Di tengah ketegangan dengan China, eksportir gandum Australia menarik diri dari pasar utama, Australia / NZ News & Top Stories

China, Iran menandatangani perjanjian kerjasama 25 tahun yang penting, Middle East News & Top Stories


DUBAI • Menteri luar negeri dari China dan Iran, yang keduanya dikenakan sanksi Amerika Serikat, menandatangani pakta kerjasama 25 tahun yang bersejarah kemarin.

“Hubungan antara kedua negara kini telah mencapai tingkat kemitraan strategis dan China berupaya untuk meningkatkan hubungan secara komprehensif dengan Iran,” Menteri Luar Negeri China Wang Yi seperti dikutip oleh media pemerintah Iran mengatakan kepada mitranya dari Iran Mohammad Javad Zarif.

“Hubungan kami dengan Iran tidak akan terpengaruh oleh situasi saat ini, tetapi akan permanen dan strategis,” kata Wang sebelum upacara penandatanganan.

“Iran memutuskan secara independen hubungannya dengan negara lain dan tidak seperti beberapa negara yang mengubah posisi mereka dengan satu panggilan telepon,” katanya.

Wang bertemu dengan Presiden Hassan Rouhani sebelum penandatanganan perjanjian di Teheran, yang diharapkan mencakup investasi China di sektor-sektor utama seperti energi dan infrastruktur.

Rouhani menyuarakan apresiasi atas dukungan Beijing terhadap kesepakatan nuklir 2015 Teheran dengan kekuatan dunia dan menyerukan lebih banyak ekspor vaksin virus korona ke Iran, negara yang paling parah terkena pandemi di Timur Tengah.

“Kerja sama antara kedua negara sangat penting untuk implementasi kesepakatan nuklir dan pemenuhan kewajiban negara-negara Eropa,” kata Rouhani.

“Terkait vaksin virus corona, perlu ditingkatkan kerja sama kedua negara, dan kami ingin lebih banyak lagi vaksin dari China disediakan.”

Presiden AS Joe Biden telah berusaha untuk menghidupkan kembali pembicaraan dengan Iran tentang kesepakatan nuklir yang ditinggalkan oleh pendahulunya Donald Trump pada 2018, meskipun langkah-langkah ekonomi tetap ada.
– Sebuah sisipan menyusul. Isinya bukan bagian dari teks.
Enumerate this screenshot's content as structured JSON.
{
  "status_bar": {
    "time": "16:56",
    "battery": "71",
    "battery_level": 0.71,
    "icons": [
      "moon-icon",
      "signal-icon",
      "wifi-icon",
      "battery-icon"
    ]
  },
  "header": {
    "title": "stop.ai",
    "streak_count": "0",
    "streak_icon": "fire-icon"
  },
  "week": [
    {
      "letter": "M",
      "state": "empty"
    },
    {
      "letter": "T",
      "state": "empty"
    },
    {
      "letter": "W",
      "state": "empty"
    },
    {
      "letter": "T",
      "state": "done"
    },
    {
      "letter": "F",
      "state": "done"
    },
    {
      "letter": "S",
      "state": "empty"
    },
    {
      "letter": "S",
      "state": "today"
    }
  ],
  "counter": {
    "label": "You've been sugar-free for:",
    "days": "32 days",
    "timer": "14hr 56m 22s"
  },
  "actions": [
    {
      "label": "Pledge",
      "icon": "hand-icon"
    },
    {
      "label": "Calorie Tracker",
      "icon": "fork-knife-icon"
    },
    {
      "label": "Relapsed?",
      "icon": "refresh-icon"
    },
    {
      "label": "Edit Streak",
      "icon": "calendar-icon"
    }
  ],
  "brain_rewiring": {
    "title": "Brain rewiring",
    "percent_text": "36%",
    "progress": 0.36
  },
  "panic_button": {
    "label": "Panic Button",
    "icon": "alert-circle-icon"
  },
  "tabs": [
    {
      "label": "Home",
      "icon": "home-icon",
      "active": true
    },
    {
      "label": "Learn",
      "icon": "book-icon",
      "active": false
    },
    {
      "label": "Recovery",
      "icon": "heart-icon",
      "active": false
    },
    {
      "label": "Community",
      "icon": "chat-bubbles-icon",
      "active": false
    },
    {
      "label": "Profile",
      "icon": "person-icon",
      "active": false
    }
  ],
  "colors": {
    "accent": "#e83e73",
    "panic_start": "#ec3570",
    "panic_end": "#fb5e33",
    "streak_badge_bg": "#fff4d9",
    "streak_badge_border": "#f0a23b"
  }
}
Tapi Teheran ingin sanksi itu dicabut sebelum melanjutkan negosiasi.

“Di bawah pemerintahan baru, Amerika ingin mempertimbangkan kembali kebijakan mereka dan kembali ke perjanjian nuklir, dan China menyambut baik langkah mereka,” kata Wang. “Kami akan memberikan lebih banyak vaksin virus korona ke Iran dan Iran adalah prioritas kami untuk vaksin tersebut.”

Juru bicara Kementerian Luar Negeri Iran Saeed Khatibzadeh mengatakan perjanjian itu adalah “peta jalan” untuk kerja sama perdagangan, ekonomi dan transportasi.

China, mitra dagang terbesar Iran, setuju pada 2016 untuk meningkatkan perdagangan bilateral lebih dari 10 kali lipat menjadi US $ 600 miliar (S $ 807,6 miliar) selama satu dekade.

Beijing mengatakan akan mencoba untuk melindungi kesepakatan nuklir Iran 2015 dan membela kepentingan sah hubungan China-Iran.